Just 67 days ago, McIlroy painfully put up 80 strokes on Sunday at Augusta National while playing with the lead in the last group of the Masters. There was nowhere to hide as he was chopping his ball down the tenth fairway. His pain was on public display as he sagged in despair, covering his eyes, following four putts on the 12th green.

As his game collapsed, Rory looked much younger than his 21 years (he has since turned 22) and much more vulnerable than a guy who won the Dubai Desert Classic in 2009 and the Quail Hollow Championship last year with a Sunday 62. He looked like a lost teen jilted by his first love. But one of the joys of youth is that your tomorrows seem endless, your wounds heal quickly and you're buoyed by the sweet belief that anything is possible.

Still, McIlroy's performance Thursday was an impressive display of resiliency, no matter what one's age. In his first round in a major championship since that 80 at Augusta National, he showed no evidence of scar tissue but rather of emotional muscle developed in his tussle with major championship pressure. He made no bogeys and, playing the back nine first, took the lead with three consecutive birdies on Nos. 17, 18 and 1, as he hit 17 of 18 greens.

"I didn't make any mistakes and that is huge in the U.S. Open," McIlroy said as he downplayed his bounce back from the Masters. "I drove the ball well, my iron play was good, I feel comfortable with my swing and with the golf course. If I make some putts, good things will happen. I need to follow it up tomorrow and put myself in good position going into the weekend."
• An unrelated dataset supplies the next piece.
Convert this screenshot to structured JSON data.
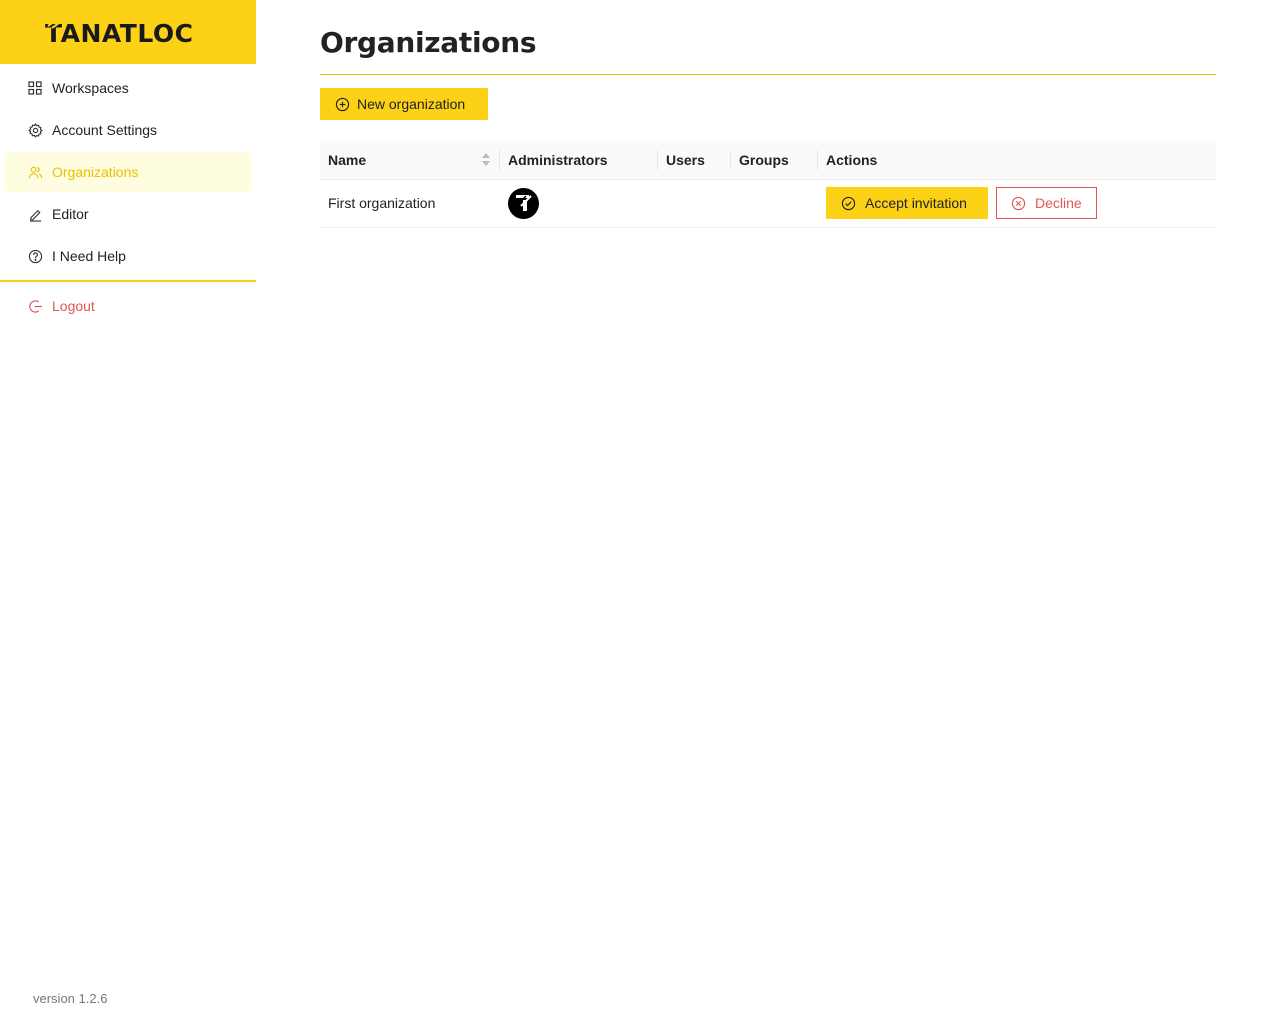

When McIlroy looks back at the Masters, he sees the fun-filled days that led up to Sunday, not the wounds inflicted that afternoon. "I took the positives from that week," McIlroy said about his T-15 finish. "There weren't many positives to take from the Sunday. It's hard; it's the first time in that situation. You're going to be feeling the pressure a little bit, and I certainly did. I felt a little differently on the Sunday than I had done the previous few days, but that's natural."

The Masters meltdown is just part of the unusual road McIlroy took to Congressional. He is an ambassador for the United Nations Children's Fund (UNICEF), which works for children's rights and protection. Last week, Rory traveled to Haiti, a trip that only deepened his already impressive maturity for someone so young -- and so wealthy.

"I thought I had perspective before going to Haiti, and then actually seeing it, it just gives you a completely different view on the world and the game that you play," McIlroy said. "It just makes you feel so lucky that I'm able just to sit here and drink a bottle of water, just the normal things that everyone does that you take for granted."

The impoverished Caribbean nation, the poorest in the Western Hemisphere, was in no way prepared to deal with the aftermath of the earthquake. In addition to those who died at the time of the quake, thousands more have been victims of cholera, malaria and tuberculosis. The island nation also has one of the highest HIV/AIDS rates in the Caribbean.

"Haiti was a great experience for me and it was great to go down with UNICEF and see all the work that they're doing with funding and helping build schools and maternity clinics and providing food and water for people down there," McIlroy said. "It gives you a huge sense of just being so fortunate and just doing normal things every day."

The wisdom with which McIlroy analyzes that day at the Masters seems to indicate his thinking process is as fine-tuned as his golf swing. "You just move on; that's all you can do," McIlroys says. "It's not the end of the world. You analyze it; you pick things from it what you think you could have done better. And when you get yourself into that position again you try and put those things that you want to do better into practice. I just felt a little tentative throughout the whole day. I wasn't quite as free-flowing as I was the first few days."

It could very well be that McIlroy will get the opportunity to put into practice the lessons learned that day sooner than anyone, except maybe he, expected. It could be here, at Congressional, in the U.S. Open. But if there is one undeniable truth McIlroy learned that day at Augusta National it is this: Winning a major involves 72 holes of complete focus. We still have a long way to go before we find out if this time Rory can make it all the way to the finish line.